The strong subscriber additions by Disney+ in the latest quarter helped Walt Disney Co's flagship streaming service close the gap with market leader Netflix Inc, but industry watchers focused on future prospects for streaming in a saturating market.
Disney+ added 11.8 million subscribers in the first quarter as viewers signed up to watch hits like "The Mandalorian" and "Black Widow".
However, a closer look at the numbers showed some of that boost was from Disney's move to bundle Disney+ and ESPN+ with one tier of its Hulu Live service.
Analyst Michael Nathanson of Moffett Nathanson highlighted that 2 million subscriptions were a result of the automatic bundle with Hulu Live and another 2.6 million came from Disney+ Hotstar, which generates about $1 monthly revenue per user.
The media giant's reaffirmation of its long-term goals and a forecast that the second half of the year would grow more strongly than the first half was in sharp contrast to Netflix's gloomy outlook last month.
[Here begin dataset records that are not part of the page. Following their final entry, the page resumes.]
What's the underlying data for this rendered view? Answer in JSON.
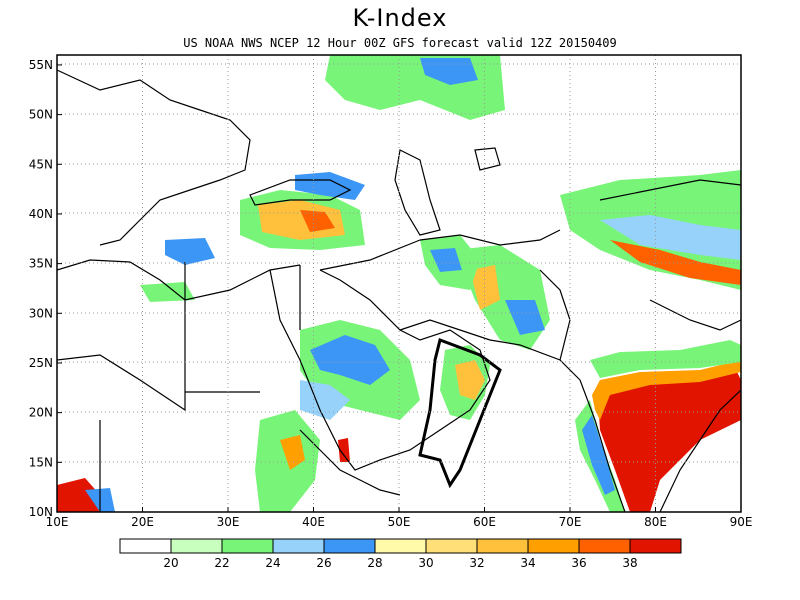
{
  "title": "K-Index",
  "subtitle": "US NOAA NWS NCEP 12 Hour 00Z GFS forecast valid 12Z 20150409",
  "axes": {
    "x_ticks": [
      "10E",
      "20E",
      "30E",
      "40E",
      "50E",
      "60E",
      "70E",
      "80E",
      "90E"
    ],
    "y_ticks": [
      "55N",
      "50N",
      "45N",
      "40N",
      "35N",
      "30N",
      "25N",
      "20N",
      "15N",
      "10N"
    ],
    "lon_range": [
      10,
      90
    ],
    "lat_range": [
      10,
      56
    ]
  },
  "legend": {
    "labels": [
      "20",
      "22",
      "24",
      "26",
      "28",
      "30",
      "32",
      "34",
      "36",
      "38"
    ],
    "colors": [
      "#ffffff",
      "#c8ffbe",
      "#78f578",
      "#96d2fa",
      "#3c96f5",
      "#fffaaa",
      "#ffe078",
      "#ffc03c",
      "#ffa000",
      "#ff6000",
      "#e11400"
    ]
  },
  "colors": {
    "green_light": "#c8ffbe",
    "green": "#78f578",
    "blue_light": "#96d2fa",
    "blue": "#3c96f5",
    "yellow": "#fffaaa",
    "yellow_orange": "#ffe078",
    "orange_light": "#ffc03c",
    "orange": "#ffa000",
    "orange_red": "#ff6000",
    "red": "#e11400"
  }
}
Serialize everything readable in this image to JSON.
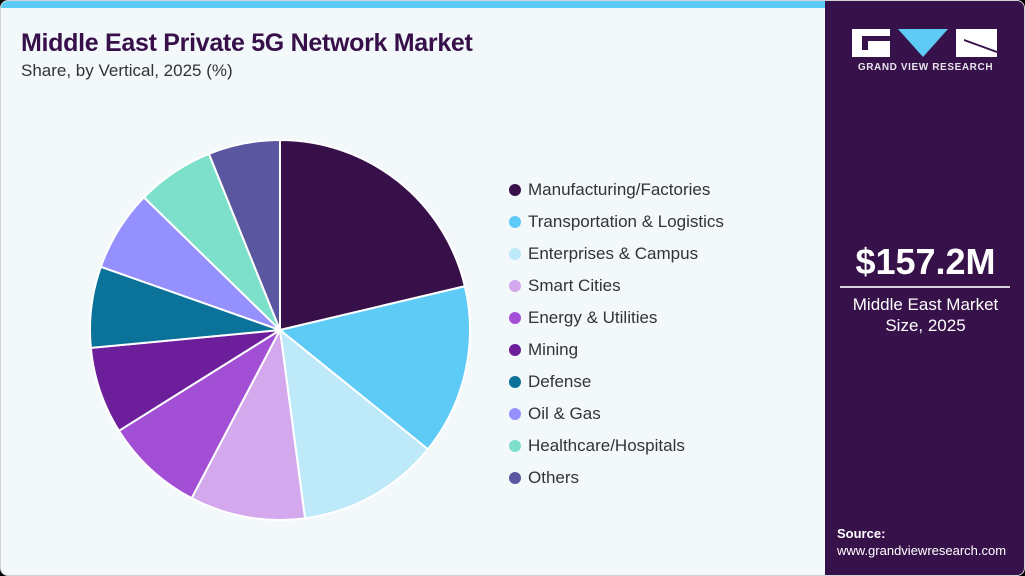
{
  "header": {
    "title": "Middle East Private 5G Network Market",
    "subtitle": "Share, by Vertical, 2025 (%)"
  },
  "sidebar": {
    "brand": "GRAND VIEW RESEARCH",
    "market_value": "$157.2M",
    "market_label_line1": "Middle East Market",
    "market_label_line2": "Size, 2025",
    "source_label": "Source:",
    "source_url": "www.grandviewresearch.com"
  },
  "colors": {
    "accent_bar": "#5ecbf6",
    "sidebar_bg": "#37124a",
    "title": "#37104a"
  },
  "legend": [
    {
      "label": "Manufacturing/Factories",
      "color": "#37104a"
    },
    {
      "label": "Transportation & Logistics",
      "color": "#5ecbf6"
    },
    {
      "label": "Enterprises & Campus",
      "color": "#bde9f9"
    },
    {
      "label": "Smart Cities",
      "color": "#d3a8ec"
    },
    {
      "label": "Energy & Utilities",
      "color": "#a34fd5"
    },
    {
      "label": "Mining",
      "color": "#6d1f9b"
    },
    {
      "label": "Defense",
      "color": "#0b7399"
    },
    {
      "label": "Oil & Gas",
      "color": "#9490fd"
    },
    {
      "label": "Healthcare/Hospitals",
      "color": "#7de0cb"
    },
    {
      "label": "Others",
      "color": "#5a56a0"
    }
  ],
  "chart_data": {
    "type": "pie",
    "title": "Middle East Private 5G Network Market",
    "subtitle": "Share, by Vertical, 2025 (%)",
    "categories": [
      "Manufacturing/Factories",
      "Transportation & Logistics",
      "Enterprises & Campus",
      "Smart Cities",
      "Energy & Utilities",
      "Mining",
      "Defense",
      "Oil & Gas",
      "Healthcare/Hospitals",
      "Others"
    ],
    "values": [
      21.3,
      14.5,
      12.1,
      9.8,
      8.4,
      7.4,
      6.9,
      6.9,
      6.6,
      6.1
    ],
    "colors": [
      "#37104a",
      "#5ecbf6",
      "#bde9f9",
      "#d3a8ec",
      "#a34fd5",
      "#6d1f9b",
      "#0b7399",
      "#9490fd",
      "#7de0cb",
      "#5a56a0"
    ],
    "start_angle_deg": 0,
    "direction": "clockwise",
    "legend_position": "right",
    "center": [
      279,
      329
    ],
    "radius": 190
  }
}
"Disney may have room to grow on the streaming subscription front but at some point it will hit saturation point," said Russ Mould, investment director at AJ Bell.
Disney's shares rose more than 5% in early trading.
"For now, Disney is defending its competitive position against older players, but this isn't the walk in the park one might expect from a company with a content cupboard already brimming with famous blockbusters," Sophie Lund-Yates, analyst at Hargreaves Lansdown said.
To be sure, Disney is still well behind Netflix in terms of overall subscriber numbers.
The two-year-old streaming service's total subscribers stood at 129.8 million as of last year, as viewers paid to watch "The Book of Boba Fett", and "The Beatles: Get Back" and Oscar-nominated animated film "Encanto".
Netflix had about 222 million total paid memberships, as of 2021.
During its post-earnings conference call, Disney executives stressed the importance of local content as the U.S. market saturates. The company recently appointed Rebecca Campbell to double down on international content.
Netflix has successfully leaned on locally produced content to counter the lack of legacy blockbusters, attracting millions of international subscribers with shows such as "Squid Game", "Money Heist" and "Lupin".
Disney's finance chief Christine McCarthy said on the earnings call that out of the $33 billion in total spending, about a third is set aside for sports and the remainder for content.
"With Disney+ coming to 42 more countries in the summer of 2022, the international growth story may prove more important than the U.S.," said Joe McCormack, senior analyst at Third Bridge.